Post-SHTF OPSEC

OPSEC OPSEC, or Operational Security, refers to keeping your everyday movements and actions discreet to prevent malicious parties from being able to piece together important information such as your schedule or the status of your preps.

Many preppers and non-preppers alike are familiar with obvious day to day OPSEC procedures (i.e. not putting a key under your door mat when someone might be able to see you).  But what happens in a SHTF scenario?  As people start to get hungry and potentially violent, the rules change and a stricter set of OPSEC standards needs to be applied.

I have come up with a few examples of how OPSEC will need to change post-shtf.  As you are reading these keep in mind that OPSEC, similar to prepping in general, is a mindset the needs to be acquired and applied to the situation at hand.

Daily Routine/Travel Routes

In a pre-collapse world, many people that live in the same area follow similar schedules.  For example, in a particular neighborhood, the majority of people might work 9-5 Monday through Friday.  Burglars use this information to plan break-ins.

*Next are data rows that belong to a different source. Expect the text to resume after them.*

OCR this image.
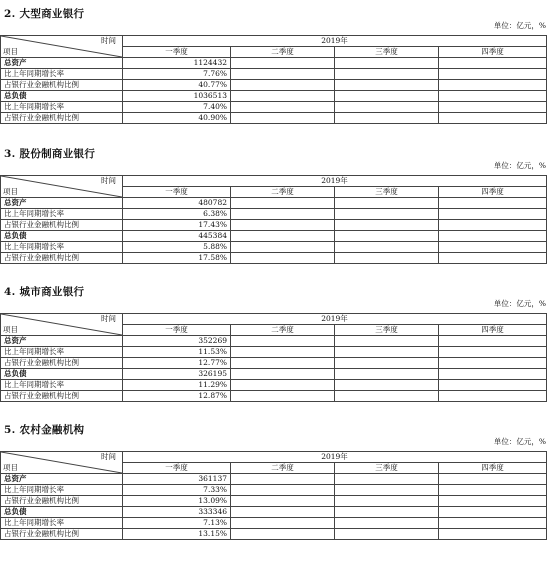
2. 大型商业银行
单位：亿元，%
时间
项目	2019年			
	一季度	二季度	三季度	四季度
总资产	1124432			
比上年同期增长率	7.76%			
占银行业金融机构比例	40.77%			
总负债	1036513			
比上年同期增长率	7.40%			
占银行业金融机构比例	40.90%			
3. 股份制商业银行
单位：亿元，%
时间
项目	2019年			
	一季度	二季度	三季度	四季度
总资产	480782			
比上年同期增长率	6.38%			
占银行业金融机构比例	17.43%			
总负债	445384			
比上年同期增长率	5.88%			
占银行业金融机构比例	17.58%			
4. 城市商业银行
单位：亿元，%
时间
项目	2019年			
	一季度	二季度	三季度	四季度
总资产	352269			
比上年同期增长率	11.53%			
占银行业金融机构比例	12.77%			
总负债	326195			
比上年同期增长率	11.29%			
占银行业金融机构比例	12.87%			
5. 农村金融机构
单位：亿元，%
时间
项目	2019年			
	一季度	二季度	三季度	四季度
总资产	361137			
比上年同期增长率	7.33%			
占银行业金融机构比例	13.09%			
总负债	333346			
比上年同期增长率	7.13%			
占银行业金融机构比例	13.15%			
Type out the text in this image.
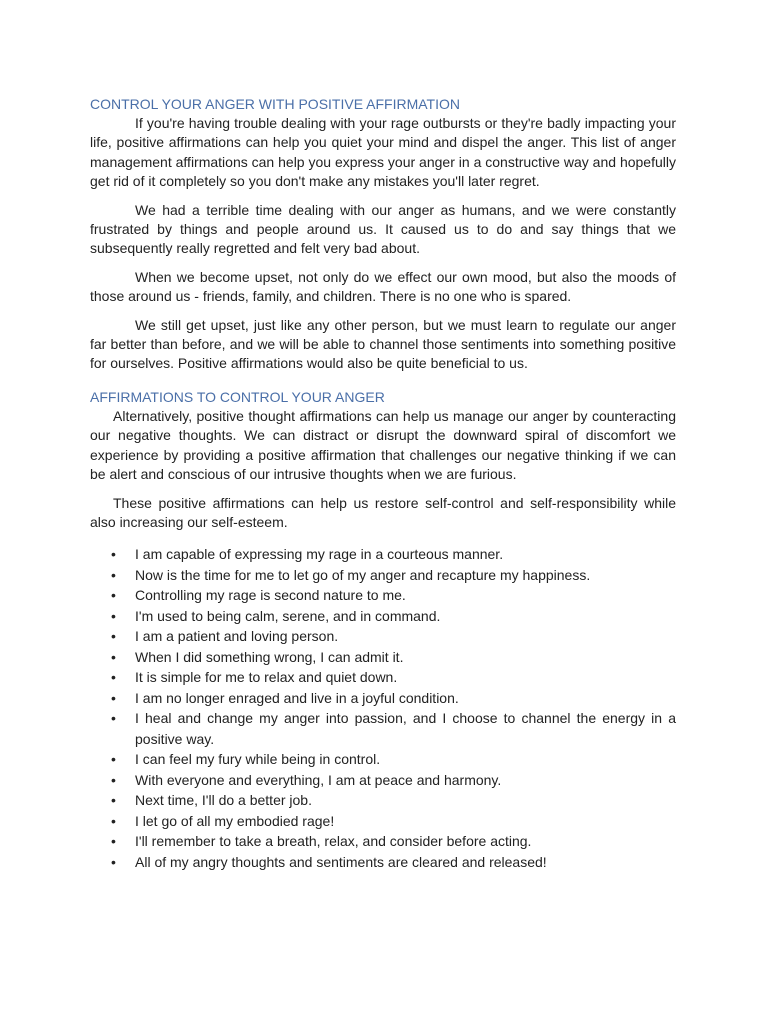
CONTROL YOUR ANGER WITH POSITIVE AFFIRMATION

If you're having trouble dealing with your rage outbursts or they're badly impacting your life, positive affirmations can help you quiet your mind and dispel the anger. This list of anger management affirmations can help you express your anger in a constructive way and hopefully get rid of it completely so you don't make any mistakes you'll later regret.

We had a terrible time dealing with our anger as humans, and we were constantly frustrated by things and people around us. It caused us to do and say things that we subsequently really regretted and felt very bad about.

When we become upset, not only do we effect our own mood, but also the moods of those around us - friends, family, and children. There is no one who is spared.

We still get upset, just like any other person, but we must learn to regulate our anger far better than before, and we will be able to channel those sentiments into something positive for ourselves. Positive affirmations would also be quite beneficial to us.

AFFIRMATIONS TO CONTROL YOUR ANGER

Alternatively, positive thought affirmations can help us manage our anger by counteracting our negative thoughts. We can distract or disrupt the downward spiral of discomfort we experience by providing a positive affirmation that challenges our negative thinking if we can be alert and conscious of our intrusive thoughts when we are furious.

These positive affirmations can help us restore self-control and self-responsibility while also increasing our self-esteem.

• I am capable of expressing my rage in a courteous manner.
• Now is the time for me to let go of my anger and recapture my happiness.
• Controlling my rage is second nature to me.
• I'm used to being calm, serene, and in command.
• I am a patient and loving person.
• When I did something wrong, I can admit it.
• It is simple for me to relax and quiet down.
• I am no longer enraged and live in a joyful condition.
• I heal and change my anger into passion, and I choose to channel the energy in a positive way.
• I can feel my fury while being in control.
• With everyone and everything, I am at peace and harmony.
• Next time, I'll do a better job.
• I let go of all my embodied rage!
• I'll remember to take a breath, relax, and consider before acting.
• All of my angry thoughts and sentiments are cleared and released!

Post-shtf, it will not just be burglars any more.  Now it’s any desperate individual with mouths to feed.  You might even have people watching which route you take to find a vulnerable point to attack you away from the security of your home.

To increase your security, think about varying your schedule and alternating routes.

Noise Level

Before the chaos, noise coming from a house is typically just dismissed as a nuisance by the casual observer.  Post-shtf however, noise means activity, which means people, which means supplies.  Loud items like portable generators and power tools should only be used when absolutely necessary, and ideally during the daytime when you are not the only person in the area making noise.

Visible Security Measures

While having visible security measures is a deterrent post-shtf, if you suddenly erect a 10 foot barb wire fence with guard towers around a trailer, you might start to draw some unwanted attention.  While that example is obviously a bit extreme, the point here is that you should make the necessary improvements to secure your home post-shtf, but avoid taking any measures the might be out of place for the area that you live in.  You want to make yourself look like a difficult target that is not worth the time.  The more high end or expensive security measures you have in place, especially if it is obvious that you had planned ahead of time for a shtf event, the more likely it is that someone might think you have something worth hiding.

Conclusion

In good times, people do bad things. In bad times, more people do worse things.  You would be amazed at what people, even those you consider “friends”, are capable of.

OPSEC becomes even more important to your survival in a collapse.  The best way to boost your operational security post-shtf is to get the right mindset pre-shtf.  Start by doing the simple things.